Norman Leboon, 33, posted a YouTube video last week in which he threatened to shoot Cantor, the second-ranking Republican in the House, and his family.
An affidavit released Monday did not say why Leboon allegedly wanted to harm Cantor, the only Jewish Republican member of Congress, but in the video, he calls Cantor "pure evil."
"Remember Eric . . . our judgment time, the final Yom Kippur has been given," he says in the profanity-laced video. "You are a liar, you're a pig . . . you're an abomination. You receive my bullets in your office, remember they will be placed in your heads. You and your children are Lucifer's abominations."
The battle over health care has led to a spate of threats against members of Congress, mostly Democrats.

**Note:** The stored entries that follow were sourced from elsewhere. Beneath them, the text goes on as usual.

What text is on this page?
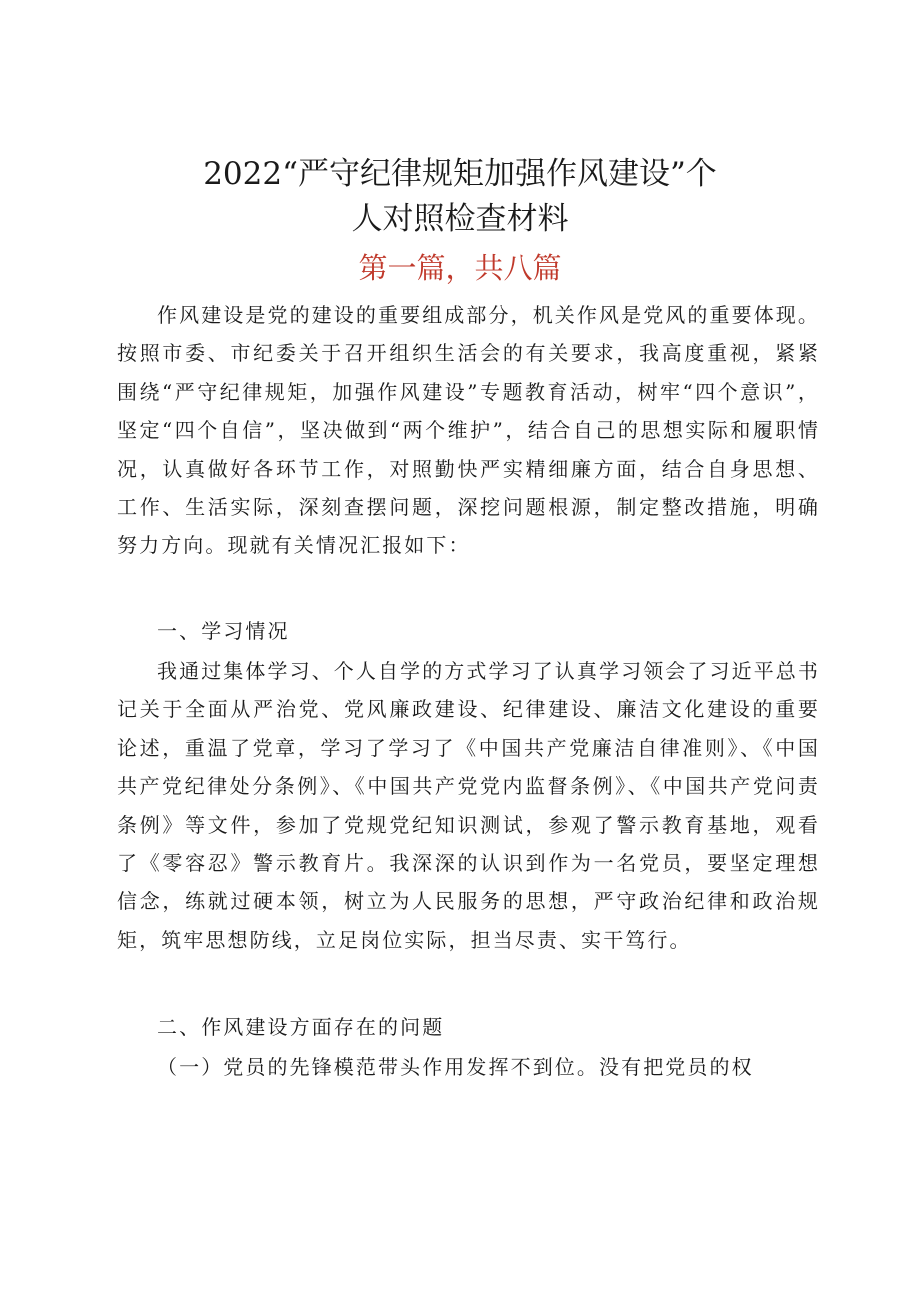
2022“严守纪律规矩加强作风建设”个
人对照检查材料
第一篇，共八篇

作风建设是党的建设的重要组成部分，机关作风是党风的重要体现。按照市委、市纪委关于召开组织生活会的有关要求，我高度重视，紧紧围绕“严守纪律规矩，加强作风建设”专题教育活动，树牢“四个意识”，坚定“四个自信”，坚决做到“两个维护”，结合自己的思想实际和履职情况，认真做好各环节工作，对照勤快严实精细廉方面，结合自身思想、工作、生活实际，深刻查摆问题，深挖问题根源，制定整改措施，明确努力方向。现就有关情况汇报如下：

一、学习情况

我通过集体学习、个人自学的方式学习了认真学习领会了习近平总书记关于全面从严治党、党风廉政建设、纪律建设、廉洁文化建设的重要论述，重温了党章，学习了学习了《中国共产党廉洁自律准则》、《中国共产党纪律处分条例》、《中国共产党党内监督条例》、《中国共产党问责条例》等文件，参加了党规党纪知识测试，参观了警示教育基地，观看了《零容忍》警示教育片。我深深的认识到作为一名党员，要坚定理想信念，练就过硬本领，树立为人民服务的思想，严守政治纪律和政治规矩，筑牢思想防线，立足岗位实际，担当尽责、实干笃行。

二、作风建设方面存在的问题

（一）党员的先锋模范带头作用发挥不到位。没有把党员的权
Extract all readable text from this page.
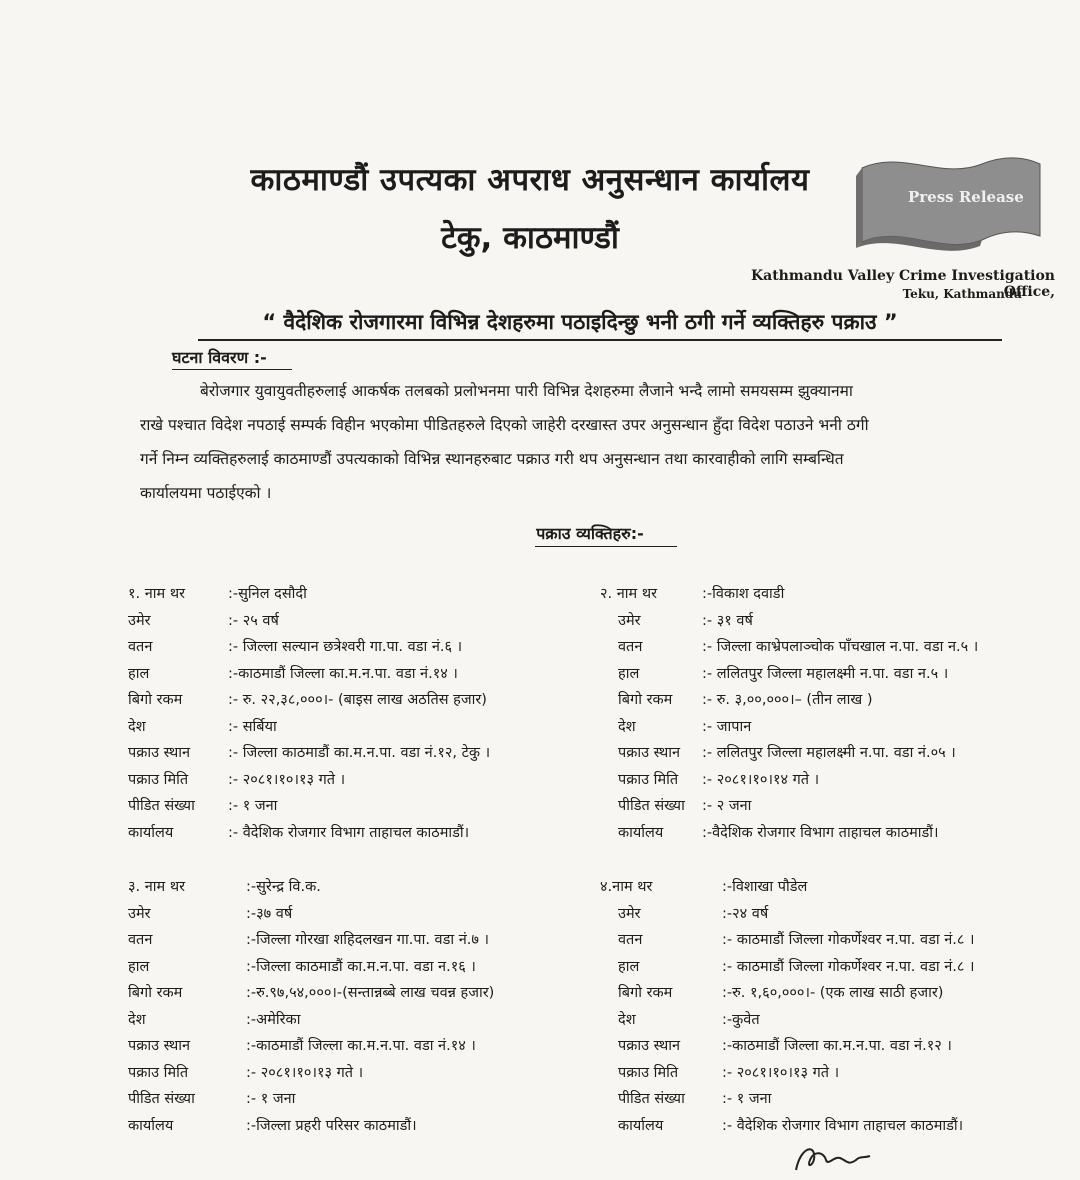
काठमाण्डौं उपत्यका अपराध अनुसन्धान कार्यालय
टेकु, काठमाण्डौं
Press Release
Kathmandu Valley Crime Investigation Office,
Teku, Kathmandu
“ वैदेशिक रोजगारमा विभिन्न देशहरुमा पठाइदिन्छु भनी ठगी गर्ने व्यक्तिहरु पक्राउ ”
घटना विवरण :-
बेरोजगार युवायुवतीहरुलाई आकर्षक तलबको प्रलोभनमा पारी विभिन्न देशहरुमा लैजाने भन्दै लामो समयसम्म झुक्यानमा
राखे पश्चात विदेश नपठाई सम्पर्क विहीन भएकोमा पीडितहरुले दिएको जाहेरी दरखास्त उपर अनुसन्धान हुँदा विदेश पठाउने भनी ठगी
गर्ने निम्न व्यक्तिहरुलाई काठमाण्डौं उपत्यकाको विभिन्न स्थानहरुबाट पक्राउ गरी थप अनुसन्धान तथा कारवाहीको लागि सम्बन्धित
कार्यालयमा पठाईएको ।
पक्राउ व्यक्तिहरु:-
१. नाम थर	:-सुनिल दसौदी
उमेर	:- २५ वर्ष
वतन	:- जिल्ला सल्यान छत्रेश्वरी गा.पा. वडा नं.६ ।
हाल	:-काठमाडौं जिल्ला का.म.न.पा. वडा नं.१४ ।
बिगो रकम	:- रु. २२,३८,०००।- (बाइस लाख अठतिस हजार)
देश	:- सर्बिया
पक्राउ स्थान	:- जिल्ला काठमाडौं का.म.न.पा. वडा नं.१२, टेकु ।
पक्राउ मिति	:- २०८१।१०।१३ गते ।
पीडित संख्या :- १ जना
कार्यालय	:- वैदेशिक रोजगार विभाग ताहाचल काठमाडौं।
२. नाम थर	:-विकाश दवाडी
उमेर	:- ३१ वर्ष
वतन	:- जिल्ला काभ्रेपलाञ्चोक पाँचखाल न.पा. वडा न.५ ।
हाल	:- ललितपुर जिल्ला महालक्ष्मी न.पा. वडा न.५ ।
बिगो रकम :- रु. ३,००,०००।– (तीन लाख )
देश	:- जापान
पक्राउ स्थान :- ललितपुर जिल्ला महालक्ष्मी न.पा. वडा नं.०५ ।
पक्राउ मिति :- २०८१।१०।१४ गते ।
पीडित संख्या :- २ जना
कार्यालय	:-वैदेशिक रोजगार विभाग ताहाचल काठमाडौं।
३. नाम थर	:-सुरेन्द्र वि.क.
उमेर	:-३७ वर्ष
वतन	:-जिल्ला गोरखा शहिदलखन गा.पा. वडा नं.७ ।
हाल	:-जिल्ला काठमाडौं का.म.न.पा. वडा न.१६ ।
बिगो रकम	:-रु.९७,५४,०००।-(सन्तान्नब्बे लाख चवन्न हजार)
देश	:-अमेरिका
पक्राउ स्थान	:-काठमाडौं जिल्ला का.म.न.पा. वडा नं.१४ ।
पक्राउ मिति	:- २०८१।१०।१३ गते ।
पीडित संख्या	:- १ जना
कार्यालय	:-जिल्ला प्रहरी परिसर काठमाडौं।
४.नाम थर	:-विशाखा पौडेल
उमेर	:-२४ वर्ष
वतन	:- काठमाडौं जिल्ला गोकर्णेश्वर न.पा. वडा नं.८ ।
हाल	:- काठमाडौं जिल्ला गोकर्णेश्वर न.पा. वडा नं.८ ।
बिगो रकम	:-रु. १,६०,०००।- (एक लाख साठी हजार)
देश	:-कुवेत
पक्राउ स्थान	:-काठमाडौं जिल्ला का.म.न.पा. वडा नं.१२ ।
पक्राउ मिति	:- २०८१।१०।१३ गते ।
पीडित संख्या	:- १ जना
कार्यालय	:- वैदेशिक रोजगार विभाग ताहाचल काठमाडौं।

At least 10 House Democrats reported death threats, or incidents of harassment or vandalism at their district offices last week, including thrown bricks, a cut gas line and threatening letters and calls.

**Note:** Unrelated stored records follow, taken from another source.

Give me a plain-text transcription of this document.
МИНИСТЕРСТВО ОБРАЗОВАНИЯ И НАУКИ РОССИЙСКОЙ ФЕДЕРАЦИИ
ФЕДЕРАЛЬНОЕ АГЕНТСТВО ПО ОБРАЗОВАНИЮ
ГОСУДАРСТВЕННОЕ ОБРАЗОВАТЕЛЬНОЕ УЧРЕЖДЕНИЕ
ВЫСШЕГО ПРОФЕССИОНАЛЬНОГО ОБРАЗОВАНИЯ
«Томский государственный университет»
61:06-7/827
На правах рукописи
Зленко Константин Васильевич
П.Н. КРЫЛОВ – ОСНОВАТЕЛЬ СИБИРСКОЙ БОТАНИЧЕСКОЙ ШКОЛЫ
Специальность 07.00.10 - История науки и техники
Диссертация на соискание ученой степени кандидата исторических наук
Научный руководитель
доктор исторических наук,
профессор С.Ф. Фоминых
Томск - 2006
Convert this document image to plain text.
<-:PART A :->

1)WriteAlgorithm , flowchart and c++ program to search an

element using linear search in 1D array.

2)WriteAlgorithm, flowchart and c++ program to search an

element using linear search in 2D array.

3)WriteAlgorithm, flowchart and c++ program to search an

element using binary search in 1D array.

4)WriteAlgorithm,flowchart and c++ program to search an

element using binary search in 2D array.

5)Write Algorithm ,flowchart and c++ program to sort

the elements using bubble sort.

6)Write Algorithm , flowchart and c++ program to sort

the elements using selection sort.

Cantor engaged in a war of words with Democratic leaders last week, accusing Democratic National Committee Chairman Timothy M. Kaine and Democratic Congressional Campaign Committee Chairman Chris Van Hollen (Md.) of "fanning the flames" and politicizing the subject of threats.
Democrats suggested Cantor was seeking to exploit the issue by staging a news conference to say his Richmond campaign office had been fired at last Tuesday. Police later determined that a stray bullet hit his office.
On Monday, both Democrats condemned the newly revealed threats to Cantor.
"There is absolutely no room in America for threats, intimidation or violence, and it is incumbent upon all of us to speak out against both violent acts and incendiary rhetoric," Van Hollen spokesman Doug Thornell said.
The FBI received a copy of the video Friday, and investigators used their databases and a recent arrest photo to determine that the man in the video was Leboon, who was arrested Saturday at his home. He previously was arrested, the Philadelphia Inquirer reported, on charges of terrorist threats, assault and recklessly endangering another person.
"The Department of Justice takes threats against government officials seriously, especially threats to kill or injure others," U.S. Attorney Michael L. Levy said. "Whether the reason for the threat is personal or political, threats are not protected by the First Amendment and are crimes."
In the past, juries have been reluctant to convict those who made their threats online. But First Amendment experts on Monday said Leboon's case appears to be different from others that have tested the limits of political speech.